手元にサーバーがないと、パフォーマンスなどが懸念されがちですが、実際は、ネットワーク環境の整備が進み、サーバー自体が高性能なため、むしろローカルの環境より速いくらいです。また、インストール・アンインストールやアップデートなど細かい運用業務から解放されるため、現場の評価も高いです。
最後のクラウド部品ですが、クラウドのハードウェアアプライアンスというようなイメージのラックやサーバーを想像していただければよいと思います。ブレードサーバーやミドルウェアが構築された「箱」です。
――パブリックとプライベートの棲み分けはビジネスの規模の違いと考えればよいですか。
米持氏:自社専用のクラウド環境を構築できるかどうかという意味では、そのとおりですが、IBMでは企業規模の大小というより、ニーズの大小という点を重視しています。大企業でも、オンデマンドでCPUやサービスを利用したいシチュエーションは存在するはずなので、パブリックだからベンチャーだけのサービスとは考えていません。
その背景には、企業のシステム構築のシナリオの変化の影響があると思っています。

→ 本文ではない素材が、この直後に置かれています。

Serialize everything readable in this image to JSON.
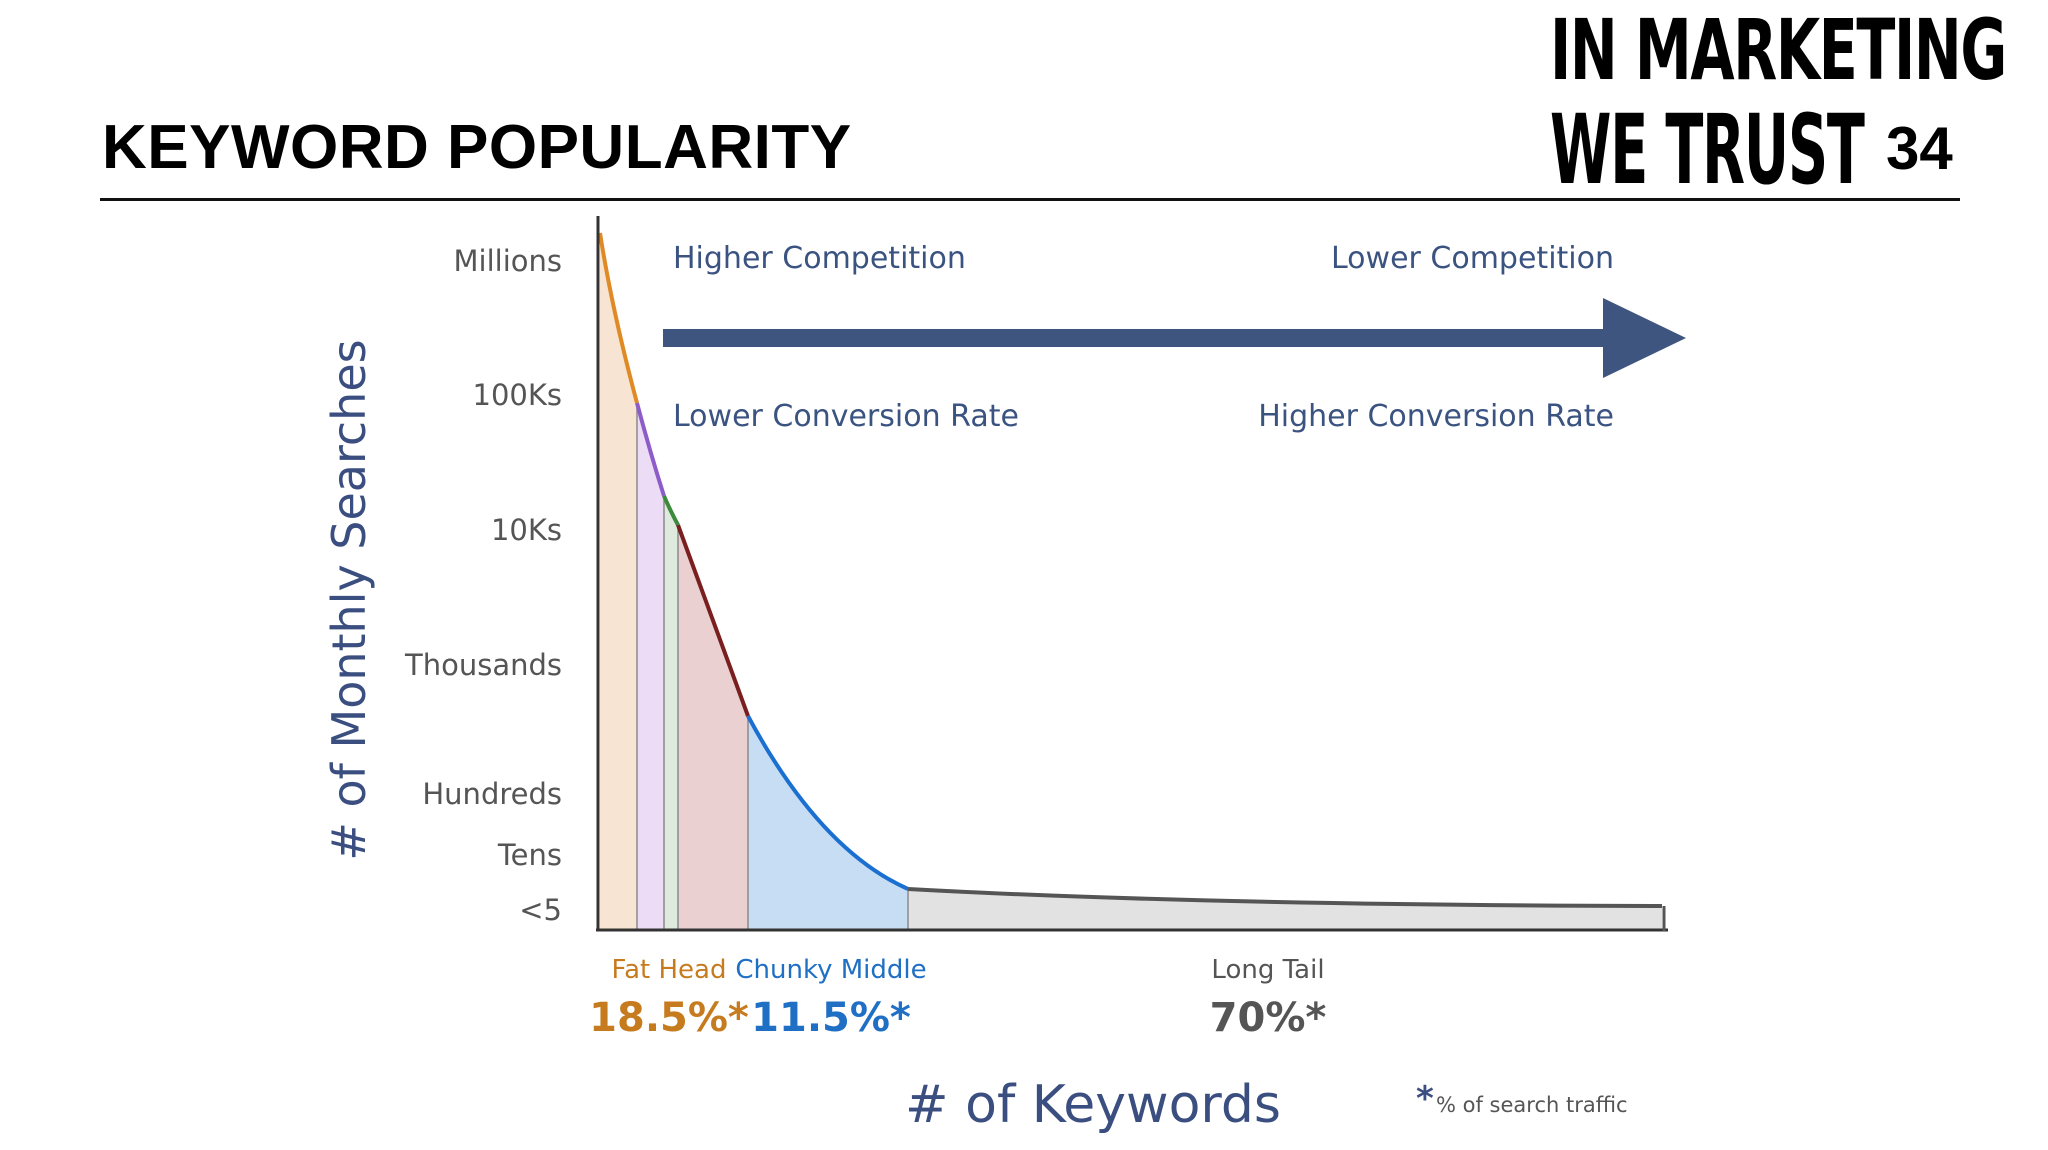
{
  "slide": {
    "title": "KEYWORD POPULARITY",
    "brand_line1": "IN MARKETING",
    "brand_line2": "WE TRUST",
    "page_number": "34"
  },
  "colors": {
    "fat_head": "#c77b1f",
    "chunky_middle": "#1f6fc5",
    "long_tail": "#555555",
    "arrow": "#3e5580"
  },
  "chart_data": {
    "type": "area",
    "xlabel": "# of Keywords",
    "ylabel": "# of Monthly Searches",
    "y_ticks": [
      "Millions",
      "100Ks",
      "10Ks",
      "Thousands",
      "Hundreds",
      "Tens",
      "<5"
    ],
    "arrow": {
      "top_left": "Higher Competition",
      "top_right": "Lower Competition",
      "bottom_left": "Lower Conversion Rate",
      "bottom_right": "Higher Conversion Rate"
    },
    "segments": [
      {
        "name": "Fat Head",
        "value": "18.5%*"
      },
      {
        "name": "Chunky Middle",
        "value": "11.5%*"
      },
      {
        "name": "Long Tail",
        "value": "70%*"
      }
    ],
    "traffic_share_percent": [
      18.5,
      11.5,
      70
    ],
    "footnote": {
      "mark": "*",
      "text": "% of search traffic"
    }
  }
}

クラウドのような選択肢が広がることで、これまでプロジェクトごとにマシンやソフトウェアを用意していたという発想は減ってくるかもしれません。クラウド環境では、システム開発における7工程、要件定義・計画・外部設計・内部設計・開発・テスト・運用、といったフェーズを根本から見直す必要があります。
そういったシナリオの変化に対応するため、柔軟なクラウドサービスを目指しています。